Hi! I'm trying to use the UpdateByQuery to update a property of a large amount of documents. I got the new values by processing them with python, and now I need to update their values in the indexes. As each document has a different value, I need to execute the update one by one. I'm traversing a big amount of documents, and for each document I call this funcion:
def update_references(self, query, script_source): try: ubq = UpdateByQuery(using=self.client, index=self.index).update_from_dict(query).script(source=script_source) ubq.execute() except Exception as err: return False return True
Some example values are:
query = {'query': {'match': {'_id': 'VpKI1msBNuDimFsyxxm4'}}}
script_source = 'ctx._source.refs = ['python', 'java']'
The problem is that when I do that, I got an error: "Too many dynamic script compilations within, max: [75/5m]; please use indexed, or scripts with parameters instead; this limit can be changed by the [script.max_compilations_rate] setting".
If I change the max_compilations_rate using Kibana, it has no effect:
PUT _cluster/settings
{
"transient": {
"script.max_compilations_rate": "1500/1m"
}
}
Anyway, I don't want to depend on the performance ofthe computer, so it would be better to use a parametrized script. I tried:
def update_references(self, query, script_source, script_params):
try: ubq = UpdateByQuery(using=self.client, index=self.index).update_from_dict(query).script(source=script_source, params=script_params) ubq.execute() except Exception as err: return False return True
So, this time:
script_source = 'ctx._source.refs = params.value'
script_params = {'value': ['python', 'java']}
But as I have to update the query and the parameters each time, I need to create a new instance of the UpdateByQuery for each document in the large collection, and the result is the same error.

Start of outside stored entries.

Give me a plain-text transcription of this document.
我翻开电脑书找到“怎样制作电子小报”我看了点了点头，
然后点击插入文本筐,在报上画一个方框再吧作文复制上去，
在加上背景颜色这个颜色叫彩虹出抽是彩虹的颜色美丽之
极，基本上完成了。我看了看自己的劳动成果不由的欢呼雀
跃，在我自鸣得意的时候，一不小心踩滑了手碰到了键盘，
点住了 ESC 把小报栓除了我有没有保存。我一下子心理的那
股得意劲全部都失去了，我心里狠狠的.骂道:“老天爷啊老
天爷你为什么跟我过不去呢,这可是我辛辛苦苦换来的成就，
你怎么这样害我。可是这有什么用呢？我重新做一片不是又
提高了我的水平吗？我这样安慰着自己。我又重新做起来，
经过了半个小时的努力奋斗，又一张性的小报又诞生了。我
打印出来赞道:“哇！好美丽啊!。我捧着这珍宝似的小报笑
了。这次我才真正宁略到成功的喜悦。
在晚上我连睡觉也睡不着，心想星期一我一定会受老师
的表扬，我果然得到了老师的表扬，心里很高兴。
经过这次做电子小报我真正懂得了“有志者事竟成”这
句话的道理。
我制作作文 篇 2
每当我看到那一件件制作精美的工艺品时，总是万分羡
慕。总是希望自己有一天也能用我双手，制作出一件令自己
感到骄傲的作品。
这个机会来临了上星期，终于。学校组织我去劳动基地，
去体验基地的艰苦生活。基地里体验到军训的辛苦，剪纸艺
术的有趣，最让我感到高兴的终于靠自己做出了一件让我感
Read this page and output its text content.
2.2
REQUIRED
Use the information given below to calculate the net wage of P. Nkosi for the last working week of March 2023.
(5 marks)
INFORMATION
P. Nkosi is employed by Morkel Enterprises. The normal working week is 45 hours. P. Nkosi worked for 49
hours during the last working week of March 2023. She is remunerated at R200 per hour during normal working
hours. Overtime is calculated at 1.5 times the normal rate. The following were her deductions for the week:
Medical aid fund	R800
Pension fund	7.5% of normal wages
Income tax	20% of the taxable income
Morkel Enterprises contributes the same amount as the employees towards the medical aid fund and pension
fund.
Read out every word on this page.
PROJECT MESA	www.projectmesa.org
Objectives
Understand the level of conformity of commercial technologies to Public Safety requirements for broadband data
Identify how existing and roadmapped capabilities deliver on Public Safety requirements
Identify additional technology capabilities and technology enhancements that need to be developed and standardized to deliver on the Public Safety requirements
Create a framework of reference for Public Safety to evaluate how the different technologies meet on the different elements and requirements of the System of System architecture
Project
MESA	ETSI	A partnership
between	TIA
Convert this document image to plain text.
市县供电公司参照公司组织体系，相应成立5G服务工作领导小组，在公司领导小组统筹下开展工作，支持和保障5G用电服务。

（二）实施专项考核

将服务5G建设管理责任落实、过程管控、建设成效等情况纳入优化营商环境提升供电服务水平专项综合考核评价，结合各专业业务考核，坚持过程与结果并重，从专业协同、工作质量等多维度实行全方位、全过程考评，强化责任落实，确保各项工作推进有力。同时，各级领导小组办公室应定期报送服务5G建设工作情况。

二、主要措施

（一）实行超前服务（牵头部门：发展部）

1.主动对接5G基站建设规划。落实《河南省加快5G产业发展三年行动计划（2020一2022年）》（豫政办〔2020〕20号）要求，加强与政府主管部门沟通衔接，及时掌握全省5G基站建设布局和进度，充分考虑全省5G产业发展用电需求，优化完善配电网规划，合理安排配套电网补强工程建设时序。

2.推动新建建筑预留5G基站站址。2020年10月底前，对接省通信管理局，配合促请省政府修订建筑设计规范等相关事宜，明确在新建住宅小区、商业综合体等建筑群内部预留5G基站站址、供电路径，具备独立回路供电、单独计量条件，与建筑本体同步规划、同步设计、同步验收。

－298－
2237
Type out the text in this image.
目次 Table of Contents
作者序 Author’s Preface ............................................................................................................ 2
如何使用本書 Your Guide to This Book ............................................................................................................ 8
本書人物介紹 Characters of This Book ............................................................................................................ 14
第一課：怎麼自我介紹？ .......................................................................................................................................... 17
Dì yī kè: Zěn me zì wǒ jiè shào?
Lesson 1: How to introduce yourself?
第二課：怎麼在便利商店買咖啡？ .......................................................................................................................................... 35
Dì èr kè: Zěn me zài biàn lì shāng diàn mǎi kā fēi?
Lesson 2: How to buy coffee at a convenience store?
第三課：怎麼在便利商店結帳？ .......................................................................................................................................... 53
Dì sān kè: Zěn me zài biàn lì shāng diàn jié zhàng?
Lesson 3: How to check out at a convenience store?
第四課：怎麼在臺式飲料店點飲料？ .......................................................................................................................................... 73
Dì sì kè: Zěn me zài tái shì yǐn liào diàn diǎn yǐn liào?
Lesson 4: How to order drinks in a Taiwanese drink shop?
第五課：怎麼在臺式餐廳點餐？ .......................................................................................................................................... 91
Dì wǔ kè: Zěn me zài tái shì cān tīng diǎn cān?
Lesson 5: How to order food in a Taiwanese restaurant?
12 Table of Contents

I also tried to traverse and update the large collection with:
es.update(
index=kwargs["index"],
doc_type="paper",
id=paper["_id"],
body={"doc": {
"refs": paper["refs"] # e.g. [\'python\', \'java\']
}}
)
But I'm getting the following error: "Failed to establish a new connection: [Errno 99] Cannot assign requested address juil. 10 18:07:14 bib gunicorn[20891]: POST http://localhost:9200/papers/paper/OZKI1msBNuDimFsy0SM9/_update [status:N/A request:0.005s"
Then, I tried an update by script to update a large amount of documents at the same time:
q = {
"script": {
"inline": script_code,
"lang": "painless"
},
"query": {"match_all": {}}
}es.update_by_query(body=q, doc_type='paper', index=self.index, params={ "docs": papers })
And this time I got: Error: RequestError(400, 'too_long_frame_exception', 'An HTTP line is larger than 4096 bytes.')
So, please, if you have any idea on how to solve this problem and update my fields will be really appreciated.
Best,